Whether it was the cheese and gherkins I ate for my tea I don’t know, but I had a lot of bad dreams that night. I woke up several times, thinking I could hear the pitiful wailing of a cat, and then, worse, it turned into the howls of a person in pain. Extreme pain. But when my eyes flew open, the noises stopped, and I lay there in silence, drenched in sweat. Dreams that vivid and that bad always left me with a kind of hangover. I was like a wet rag when I went to work the next day.
Then, just to add to the general joys, Mrs Dunmore went to the bank and while she was gone, Cook nagged me into reading hers and Beryl’s tea leaves. I told them the usual stuff: Cook was going to be surprised by a new grandchild – which, seeing she was Eunice’s mother-in-law, came as no surprise to anyone, except Cook. She managed to work up astonished delight every time, bless her.
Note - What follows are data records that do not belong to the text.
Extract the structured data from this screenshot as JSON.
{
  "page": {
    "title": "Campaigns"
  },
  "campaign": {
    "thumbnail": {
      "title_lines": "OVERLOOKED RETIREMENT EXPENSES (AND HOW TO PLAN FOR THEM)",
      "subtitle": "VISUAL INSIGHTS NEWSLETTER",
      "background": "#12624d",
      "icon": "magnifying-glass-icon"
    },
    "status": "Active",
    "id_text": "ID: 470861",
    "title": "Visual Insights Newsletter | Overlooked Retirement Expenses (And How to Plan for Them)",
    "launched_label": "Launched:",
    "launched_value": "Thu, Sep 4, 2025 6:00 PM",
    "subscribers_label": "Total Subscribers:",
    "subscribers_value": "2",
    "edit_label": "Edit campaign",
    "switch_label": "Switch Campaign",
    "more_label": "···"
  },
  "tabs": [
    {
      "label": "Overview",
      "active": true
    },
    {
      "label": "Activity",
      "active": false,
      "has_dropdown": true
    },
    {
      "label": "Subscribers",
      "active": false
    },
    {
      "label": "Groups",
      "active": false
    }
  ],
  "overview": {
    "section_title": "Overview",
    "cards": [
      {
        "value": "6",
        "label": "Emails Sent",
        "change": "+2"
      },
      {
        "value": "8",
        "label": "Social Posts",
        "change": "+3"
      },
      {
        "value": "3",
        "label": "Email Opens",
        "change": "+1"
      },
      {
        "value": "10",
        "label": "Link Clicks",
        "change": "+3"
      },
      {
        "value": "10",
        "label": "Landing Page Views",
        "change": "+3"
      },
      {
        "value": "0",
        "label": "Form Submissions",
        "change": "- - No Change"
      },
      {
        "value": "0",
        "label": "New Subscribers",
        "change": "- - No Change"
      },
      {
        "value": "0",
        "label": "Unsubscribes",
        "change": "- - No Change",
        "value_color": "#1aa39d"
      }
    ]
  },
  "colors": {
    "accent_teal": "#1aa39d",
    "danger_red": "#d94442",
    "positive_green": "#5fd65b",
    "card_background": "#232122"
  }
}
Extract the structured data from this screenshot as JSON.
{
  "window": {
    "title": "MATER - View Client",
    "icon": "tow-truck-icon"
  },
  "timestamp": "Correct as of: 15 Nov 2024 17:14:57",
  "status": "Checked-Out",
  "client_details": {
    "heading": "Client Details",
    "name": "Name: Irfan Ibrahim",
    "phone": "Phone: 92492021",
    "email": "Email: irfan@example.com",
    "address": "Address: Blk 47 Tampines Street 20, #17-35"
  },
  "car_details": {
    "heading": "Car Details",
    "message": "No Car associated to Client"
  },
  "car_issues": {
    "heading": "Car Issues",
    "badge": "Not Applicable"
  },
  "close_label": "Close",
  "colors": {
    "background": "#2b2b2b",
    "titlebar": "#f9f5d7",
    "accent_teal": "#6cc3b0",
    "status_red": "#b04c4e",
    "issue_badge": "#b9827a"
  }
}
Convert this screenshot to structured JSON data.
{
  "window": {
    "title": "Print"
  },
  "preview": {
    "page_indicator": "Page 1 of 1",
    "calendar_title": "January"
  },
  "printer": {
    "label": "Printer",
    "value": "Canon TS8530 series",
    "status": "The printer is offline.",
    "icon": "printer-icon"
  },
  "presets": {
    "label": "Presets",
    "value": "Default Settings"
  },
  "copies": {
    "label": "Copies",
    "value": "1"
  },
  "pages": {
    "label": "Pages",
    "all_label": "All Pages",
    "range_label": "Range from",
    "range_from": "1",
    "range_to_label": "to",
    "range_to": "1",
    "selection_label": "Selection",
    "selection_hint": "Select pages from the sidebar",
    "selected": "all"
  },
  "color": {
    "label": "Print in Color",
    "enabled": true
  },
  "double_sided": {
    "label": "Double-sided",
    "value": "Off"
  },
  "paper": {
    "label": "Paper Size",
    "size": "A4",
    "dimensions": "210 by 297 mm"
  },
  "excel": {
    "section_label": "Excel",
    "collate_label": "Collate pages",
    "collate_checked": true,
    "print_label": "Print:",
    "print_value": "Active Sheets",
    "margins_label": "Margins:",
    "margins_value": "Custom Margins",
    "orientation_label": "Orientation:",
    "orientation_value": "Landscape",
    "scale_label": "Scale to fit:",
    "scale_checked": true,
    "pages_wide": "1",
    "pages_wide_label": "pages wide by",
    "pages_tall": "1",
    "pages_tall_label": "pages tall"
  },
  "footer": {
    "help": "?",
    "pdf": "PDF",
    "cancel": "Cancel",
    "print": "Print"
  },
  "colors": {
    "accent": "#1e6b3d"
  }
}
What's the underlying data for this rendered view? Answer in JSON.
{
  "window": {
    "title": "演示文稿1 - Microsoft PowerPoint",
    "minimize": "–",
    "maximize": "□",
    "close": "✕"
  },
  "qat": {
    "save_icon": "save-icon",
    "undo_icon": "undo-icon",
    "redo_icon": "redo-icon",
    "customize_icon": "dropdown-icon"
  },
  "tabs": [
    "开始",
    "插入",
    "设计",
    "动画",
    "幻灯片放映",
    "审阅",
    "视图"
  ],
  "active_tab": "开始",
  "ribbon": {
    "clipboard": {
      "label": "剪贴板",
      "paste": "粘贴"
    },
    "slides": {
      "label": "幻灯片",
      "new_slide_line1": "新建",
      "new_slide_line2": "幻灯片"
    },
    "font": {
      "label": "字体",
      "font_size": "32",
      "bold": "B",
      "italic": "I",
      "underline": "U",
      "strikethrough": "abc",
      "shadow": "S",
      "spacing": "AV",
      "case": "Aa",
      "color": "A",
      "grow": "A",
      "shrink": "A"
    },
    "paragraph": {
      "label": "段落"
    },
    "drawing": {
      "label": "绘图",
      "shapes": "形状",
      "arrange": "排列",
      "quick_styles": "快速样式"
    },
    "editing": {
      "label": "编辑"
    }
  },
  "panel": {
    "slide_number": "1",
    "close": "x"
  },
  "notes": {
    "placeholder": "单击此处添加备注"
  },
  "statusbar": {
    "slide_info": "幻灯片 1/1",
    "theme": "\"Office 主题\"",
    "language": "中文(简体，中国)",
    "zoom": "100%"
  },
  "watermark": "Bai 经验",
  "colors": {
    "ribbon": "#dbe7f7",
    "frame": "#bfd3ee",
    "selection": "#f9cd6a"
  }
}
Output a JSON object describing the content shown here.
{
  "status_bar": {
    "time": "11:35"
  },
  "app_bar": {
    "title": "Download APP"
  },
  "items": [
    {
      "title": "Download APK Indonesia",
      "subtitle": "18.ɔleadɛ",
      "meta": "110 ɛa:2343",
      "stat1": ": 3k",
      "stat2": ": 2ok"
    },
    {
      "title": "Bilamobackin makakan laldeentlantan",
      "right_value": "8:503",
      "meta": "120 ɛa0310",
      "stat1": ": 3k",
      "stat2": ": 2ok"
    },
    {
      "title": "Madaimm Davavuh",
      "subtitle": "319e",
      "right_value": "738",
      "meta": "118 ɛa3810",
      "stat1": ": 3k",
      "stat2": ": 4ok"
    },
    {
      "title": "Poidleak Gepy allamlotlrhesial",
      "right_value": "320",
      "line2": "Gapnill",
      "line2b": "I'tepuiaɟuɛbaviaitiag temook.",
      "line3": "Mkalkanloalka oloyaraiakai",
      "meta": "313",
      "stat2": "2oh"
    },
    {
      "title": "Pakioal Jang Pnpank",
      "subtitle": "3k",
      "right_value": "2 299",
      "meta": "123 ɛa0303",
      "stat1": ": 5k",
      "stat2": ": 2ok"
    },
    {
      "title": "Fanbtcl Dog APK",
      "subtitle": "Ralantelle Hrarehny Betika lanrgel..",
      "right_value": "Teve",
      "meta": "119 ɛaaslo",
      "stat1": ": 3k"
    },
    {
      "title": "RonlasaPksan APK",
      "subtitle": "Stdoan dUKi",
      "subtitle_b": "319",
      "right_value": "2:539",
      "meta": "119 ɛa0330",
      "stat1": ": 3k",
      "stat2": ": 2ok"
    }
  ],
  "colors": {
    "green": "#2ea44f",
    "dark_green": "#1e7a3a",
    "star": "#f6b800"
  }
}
And of course, I told Beryl she was going to meet a new man in the very near future. Which was highly likely as she worked in a canteen full of them. Whether or not she would strike it lucky with this new man I didn’t say, largely because I didn’t know. When I gazed into those two cups that day, I saw nothing but tea leaves. Still, I had two satisfied customers, and that was the main thing.